Christine Hämmerli weiss, wie es ist, eine Goldmedaille in Händen zu halten. Einst tanzte sie selbst Turniere, Boogie-Woogie und Disco-Fox. Das Edelmetall gabs im Disco-Fox, 1995 war das. An der Schweizermeisterschaft wurde sie einmal 7. und einmal 8. Seit bald 30 Jahren ist sie ausgebildete Paartanzlehrerin. «Das macht mir sehr viel Spass.» Als Coach für die Winterspiele wurde sie angefragt. «Dann haben wir in der Schweiz nach Tanzpaaren gesucht. Das war nicht ganz einfach, weil wir erst dabei sind, den Tanzsport bei den Special Olympics Winter Games aufzubauen. » Irene Nanculaf ergänzt: «Turniere in der Schweiz gab es noch nicht. Es geht direkt an die Weltspiele.» 2029 finden die in der Schweiz statt. «Da muss man alle Sportarten anbieten. Deshalb beginnen wir jetzt, das Tanzen langsam aufzubauen.» Das macht Victoria und Lukas zu Pionieren.

«Ich kann es kaum erwarten, der Welt zu zeigen, dass wir auch in der Schweiz tanzen», sagt Christine Hämmerli. «Es ist eine grosse Ehre für mich, ein Tanzpaar darauf vorzubereiten. Es ist wunderschön, diese Chance zu bekommen. Ich habe zwei megalässige Athleten, mit denen es sehr viel Spass macht zu arbeiten.» Auch die Fortschritte zu sehen, die Entwicklung mitzuerleben, ist für sie eine Ehre. «So ein Turnier ist sehr viel mehr als nur Tanzen. Die Stimmung ist einmalig.» Und fast noch wichtiger: «Es ist ein Miteinander. Man freut sich auch für den anderen, wenn er gewinnt.» Irene Nanculaf ergänzt: «Im Fokus steht das Menschsein.» Christine Hämmerli blickt auf intensive Monate zurück. «Es ist so toll, was wir in dem Jahr zusammen erlebt haben.» Victoria: «Ich habe viele Menschen kennengelernt.» Alles dank des Tanzens. Das Paar hat auch schon viele Fans. «Wir erleben sehr viel Solidarität und Freude. Die Leute freuen sich mit uns», sagt Hämmerli.

Die goldenen Momente

Die Trainerin blickt auf ihre Athleten. «Mein Fokus ist es, die beiden zu begleiten. » Nicht nur nach Italien. Sie spricht von Integration. «Sie gehen in die Schule, dann in die Lehre. Nach der Lehre ist das Lernen vorbei. Die Frage ist, wie es dann weitergeht.» Weil sie etwas beitragen wollte, gründete Hämmerli zunächst eine Bowlinggruppe, machte die Ausbildung zum Coach, nahm an Turnieren teil. Ihr Ziel: «Weiterbildung über Sport.» Inklusion solle mehr sein als nur ein Schlagwort.
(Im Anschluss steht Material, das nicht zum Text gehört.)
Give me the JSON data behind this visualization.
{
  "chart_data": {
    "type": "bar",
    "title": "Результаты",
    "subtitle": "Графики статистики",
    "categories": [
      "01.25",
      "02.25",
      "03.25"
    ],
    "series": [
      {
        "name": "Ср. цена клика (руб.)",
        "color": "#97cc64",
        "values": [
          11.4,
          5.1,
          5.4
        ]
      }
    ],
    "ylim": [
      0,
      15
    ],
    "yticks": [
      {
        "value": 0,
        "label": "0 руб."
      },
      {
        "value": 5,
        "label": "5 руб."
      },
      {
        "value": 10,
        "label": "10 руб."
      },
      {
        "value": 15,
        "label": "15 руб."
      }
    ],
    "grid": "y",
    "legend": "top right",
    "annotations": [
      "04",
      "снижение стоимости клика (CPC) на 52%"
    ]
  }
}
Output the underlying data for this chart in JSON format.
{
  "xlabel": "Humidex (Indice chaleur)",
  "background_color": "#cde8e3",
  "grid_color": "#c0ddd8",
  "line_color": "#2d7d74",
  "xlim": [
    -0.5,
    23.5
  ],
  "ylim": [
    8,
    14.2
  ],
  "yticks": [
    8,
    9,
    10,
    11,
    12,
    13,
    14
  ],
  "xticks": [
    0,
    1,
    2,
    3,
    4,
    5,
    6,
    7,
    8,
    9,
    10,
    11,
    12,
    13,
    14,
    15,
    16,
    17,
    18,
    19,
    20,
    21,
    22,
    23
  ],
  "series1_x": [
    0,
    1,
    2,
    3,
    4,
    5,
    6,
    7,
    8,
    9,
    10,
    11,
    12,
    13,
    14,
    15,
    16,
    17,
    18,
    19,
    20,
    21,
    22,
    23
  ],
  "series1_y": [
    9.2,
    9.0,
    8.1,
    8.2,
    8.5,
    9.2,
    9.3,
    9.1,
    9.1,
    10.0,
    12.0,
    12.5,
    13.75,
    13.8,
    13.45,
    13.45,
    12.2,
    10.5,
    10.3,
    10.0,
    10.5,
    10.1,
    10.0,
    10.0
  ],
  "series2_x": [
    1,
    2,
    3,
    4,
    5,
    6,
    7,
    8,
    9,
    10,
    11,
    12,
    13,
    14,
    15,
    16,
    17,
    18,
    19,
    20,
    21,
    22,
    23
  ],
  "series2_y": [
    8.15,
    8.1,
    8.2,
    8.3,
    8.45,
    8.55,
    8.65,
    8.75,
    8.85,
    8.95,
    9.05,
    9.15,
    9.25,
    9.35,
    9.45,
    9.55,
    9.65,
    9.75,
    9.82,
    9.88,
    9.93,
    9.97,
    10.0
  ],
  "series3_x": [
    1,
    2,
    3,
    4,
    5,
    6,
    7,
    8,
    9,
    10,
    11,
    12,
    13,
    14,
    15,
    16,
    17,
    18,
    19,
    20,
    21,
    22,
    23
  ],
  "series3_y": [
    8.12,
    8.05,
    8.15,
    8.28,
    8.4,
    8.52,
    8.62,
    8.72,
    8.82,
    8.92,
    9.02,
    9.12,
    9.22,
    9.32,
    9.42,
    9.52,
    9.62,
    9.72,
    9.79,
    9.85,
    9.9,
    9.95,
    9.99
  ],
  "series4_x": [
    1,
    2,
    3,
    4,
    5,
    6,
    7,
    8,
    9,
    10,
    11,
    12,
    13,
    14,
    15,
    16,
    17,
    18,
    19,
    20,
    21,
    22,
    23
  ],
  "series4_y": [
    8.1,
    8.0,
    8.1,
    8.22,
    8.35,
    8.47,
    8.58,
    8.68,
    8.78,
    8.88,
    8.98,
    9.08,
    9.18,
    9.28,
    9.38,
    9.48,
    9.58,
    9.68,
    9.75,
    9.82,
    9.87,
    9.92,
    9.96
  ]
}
Und jetzt die Winter Games. Fast schon gerührt sagt Hämmerli: «Wenn beide auf der Bühne stehen und tanzen, habe ich meine Goldmedaille.» Victoria Kälin strahlt. Das tut sie oft. Gut so. Wertungsrichter mögen das. «Ich freue mich schon mega auf die Spiele.» Keine Angst, Nervosität? Die Tänzerin schüttelt den Kopf, Christine Hämmerli schmunzelt. «Das überlassen sie mir. Ich glaube, ich bin nervöser als meine Athleten. » Aber das gehört zu den Aufgaben des Trainers. Damit Athletinnen wie Victoria Kälin glänzen können.

An den World Winter Games von Special Olympics vom 8. bis 16. März erleben besondere Athletinnen und Athleten wahres Olympisches Flair und das im wunderschönen Piemont. Mit dabei Tänzerin Victoria Kälin aus Freienbach. Ein Besuch beim Training.